One of my chief criticisms of Rennert et. al. 2022 is that it calculates the cost imposed by an additional ton of CO2 by summing costs from now to 2300 while almost entirely ignoring technological change, in effect assuming technological stasis. That raises the question of how one ought to model technological change in trying to calculate costs over a long period of time. My initial response was that you can't do it, that any estimate of effects centuries in the future is a wild guess, science fiction not science. But that started me thinking about how, if I had to do it, I would.
Here is my answer.
Step 1: Create a simplified procedure for deducing the Social Cost of Carbon (SCC) from your preferred climate change scenario using causal relationships, such as the effect of temperature on mortality or on crop yield, calculated with data from a single decade. The causal relationships should take account of variables other than technology, such as income, that can be expected to change over time.
Step 2: Use the procedure to produce a value for SCC using data from the most recent decade for which suitable data are available, say 2010-2020. Call this SCC(2010).
Step 3: Repeat step 2, using data from the previous decade. Call this SCC(2000).
Step 4: Calculate the ratio R1=SCC(2010)/SCC(2000)
This is essentially what Lay et. al. 2021 did for the effect of technology on temperature-related mortality.
Suppose R1=.9. That implies that changes over the decade were reducing the social cost of carbon implied by your climate change scenario at about 1%/year.
Step 5: You now abandon your simplified procedure and substitute whatever you consider the best way of calculating SCC. But instead of discounting at the discount rate you discount at the discount rate plus 1% (or whatever R1/10 turned out to be). You have now allowed, as best you can, for the reduction in cost over time due to technological change.

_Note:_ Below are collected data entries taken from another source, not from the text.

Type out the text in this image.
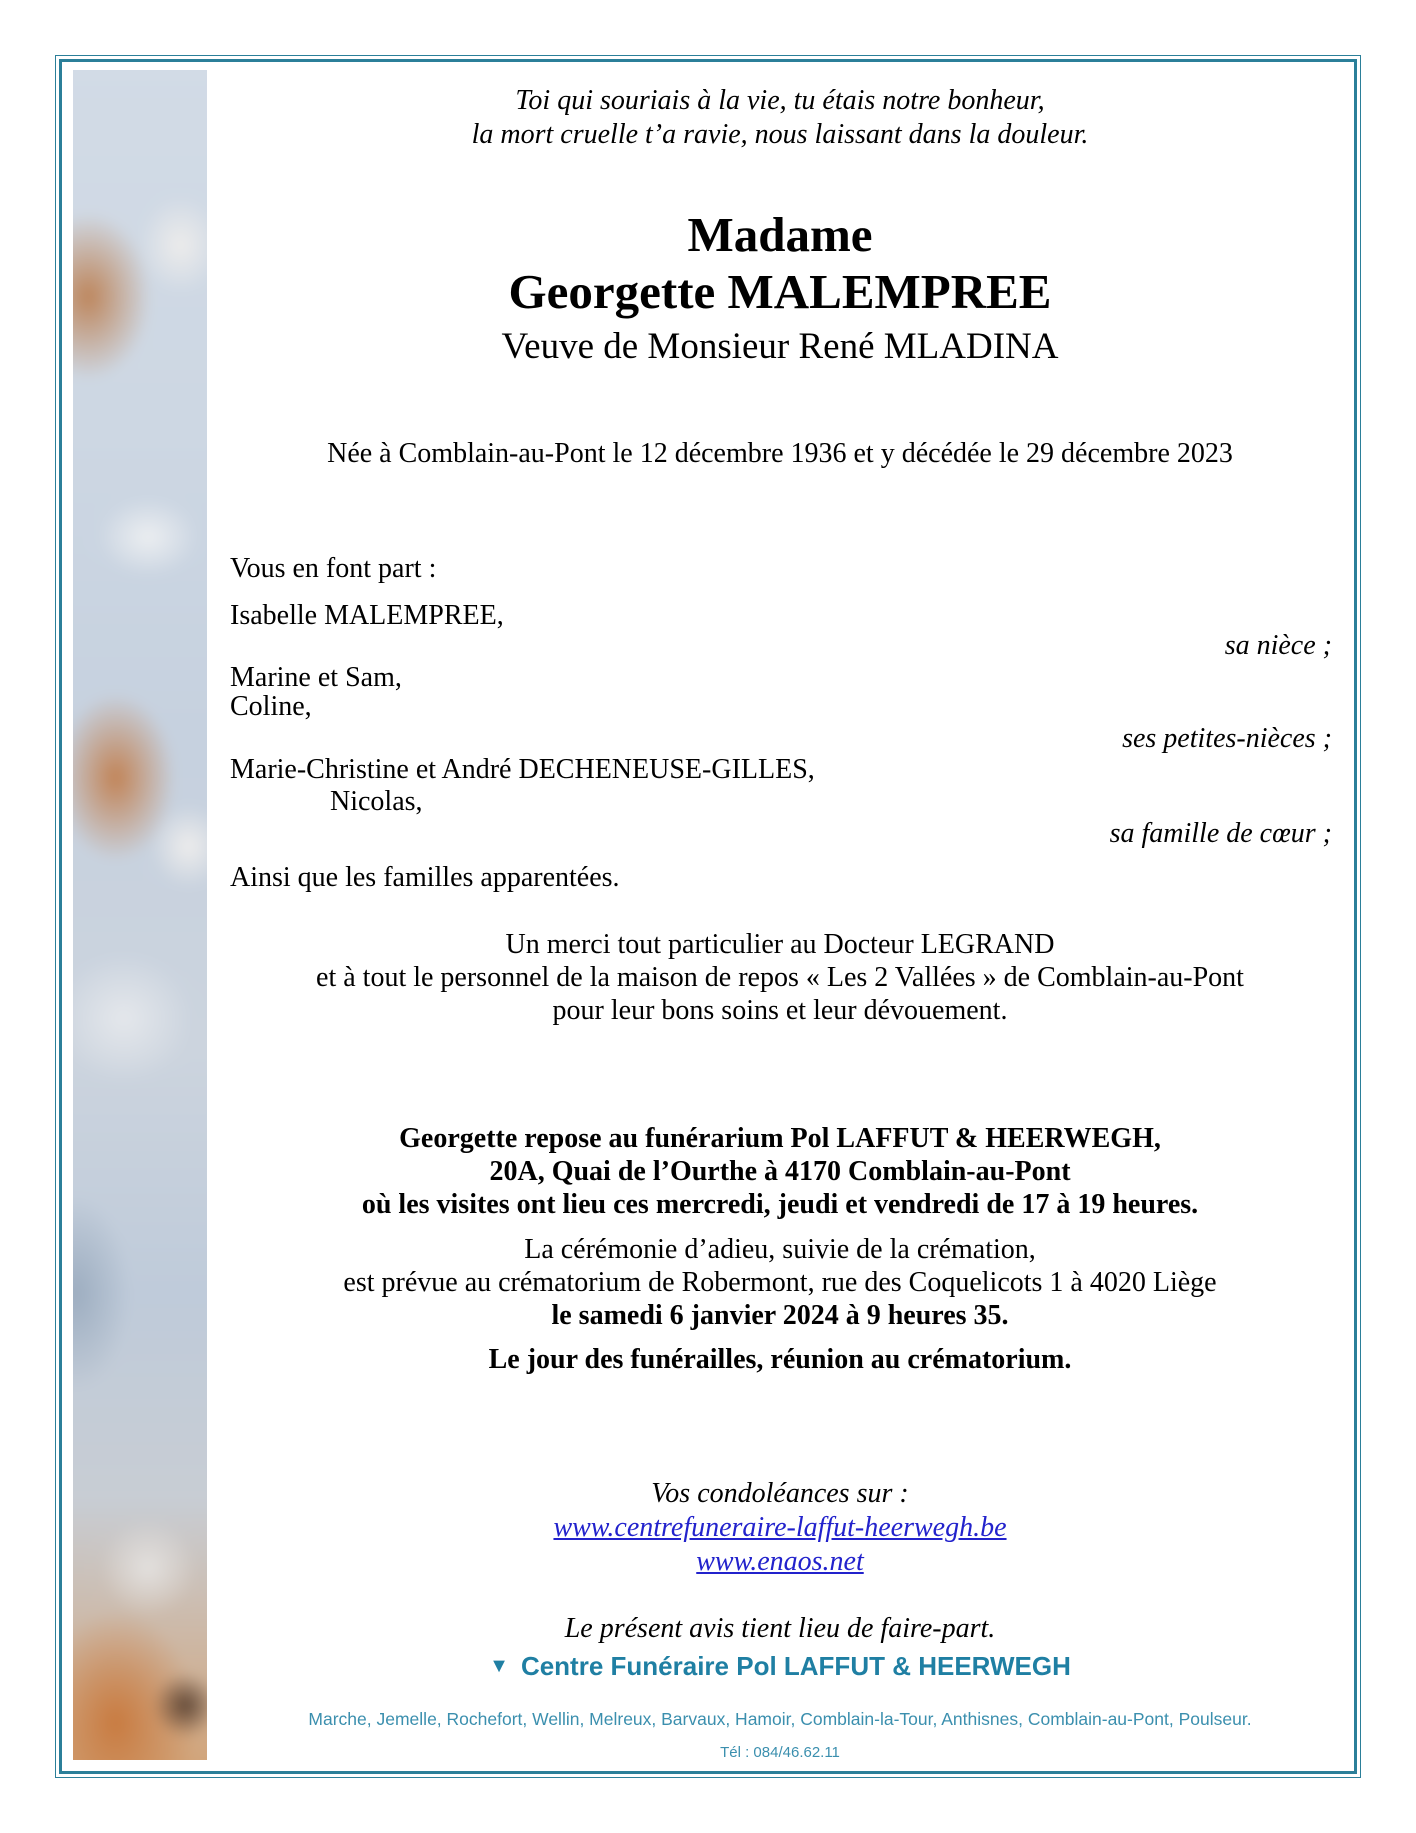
Toi qui souriais à la vie, tu étais notre bonheur,
la mort cruelle t’a ravie, nous laissant dans la douleur.
Madame
Georgette MALEMPREE
Veuve de Monsieur René MLADINA
Née à Comblain-au-Pont le 12 décembre 1936 et y décédée le 29 décembre 2023
Vous en font part :
Isabelle MALEMPREE,
sa nièce ;
Marine et Sam,
Coline,
ses petites-nièces ;
Marie-Christine et André DECHENEUSE-GILLES,
Nicolas,
sa famille de cœur ;
Ainsi que les familles apparentées.
Un merci tout particulier au Docteur LEGRAND
et à tout le personnel de la maison de repos « Les 2 Vallées » de Comblain-au-Pont
pour leur bons soins et leur dévouement.
Georgette repose au funérarium Pol LAFFUT & HEERWEGH,
20A, Quai de l’Ourthe à 4170 Comblain-au-Pont
où les visites ont lieu ces mercredi, jeudi et vendredi de 17 à 19 heures.
La cérémonie d’adieu, suivie de la crémation,
est prévue au crématorium de Robermont, rue des Coquelicots 1 à 4020 Liège
le samedi 6 janvier 2024 à 9 heures 35.
Le jour des funérailles, réunion au crématorium.
Vos condoléances sur :
www.centrefuneraire-laffut-heerwegh.be
www.enaos.net
Le présent avis tient lieu de faire-part.
▼ Centre Funéraire Pol LAFFUT & HEERWEGH
Marche, Jemelle, Rochefort, Wellin, Melreux, Barvaux, Hamoir, Comblain-la-Tour, Anthisnes, Comblain-au-Pont, Poulseur.
Tél : 084/46.62.11
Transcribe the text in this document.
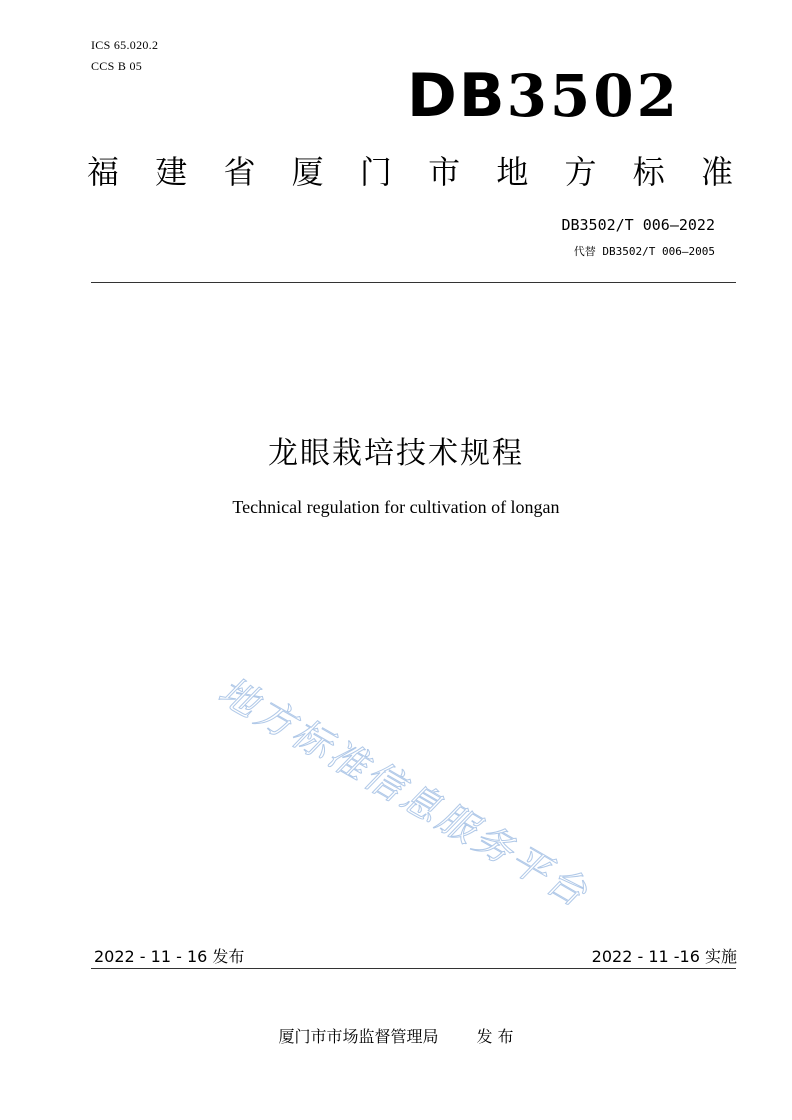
ICS 65.020.2
CCS B 05	DB3502
福 建 省 厦 门 市 地 方 标 准
DB3502/T 006—2022
代替 DB3502/T 006—2005
龙眼栽培技术规程
Technical regulation for cultivation of longan
地方标准信息服务平台
2022 - 11 - 16 发布	2022 - 11 -16 实施
厦门市市场监督管理局 发 布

It is not a very good solution to the problem but better than assuming stasis. One problem with it is that it ignores the fact that, the farther into the future you go, the more uncertain your estimate of the effect of technological progress. To solve that you need ...
The Improved Version
Step 3a: Repeat step 2 using data from each earlier decade for which the necessary data exist, generating SCC(1990), SCC(1980), ...
Step 4a: Calculate R2=SCC(2000)/SCC(1990), R3=SCC(1990)/SCC(1980), R4= ...
If you are willing to model the effect of technological progress as a constant rate of decrease of costs, use the average of your ratios R1, R2, ... instead of R1 alone to estimate the rate at which cost is being reduced due to technological change. Alternatively, if you think the rate of change due to technological change is itself changing over time and you have enough ratios, you could try fitting them to a function linear in time and use that.
In either case, use the variation of the ratios (from the average or from the linear fit) to calculate by how much you should increase the uncertainty in cost for the later years. If you estimate the rate as 1% when it is really 2% that will have little effect on costs in the near future but produce a large overestimate of costs a century or two later.
Actually doing all of this would be a large and complicated project. Even turning my verbal sketch into a precise mathematical formulation would be quite a lot of work. I don't propose to do either, but perhaps someone more ambitious could. Having been done once, the result could be applied to a variety of different approaches for estimating future costs — from CO2 or anything else.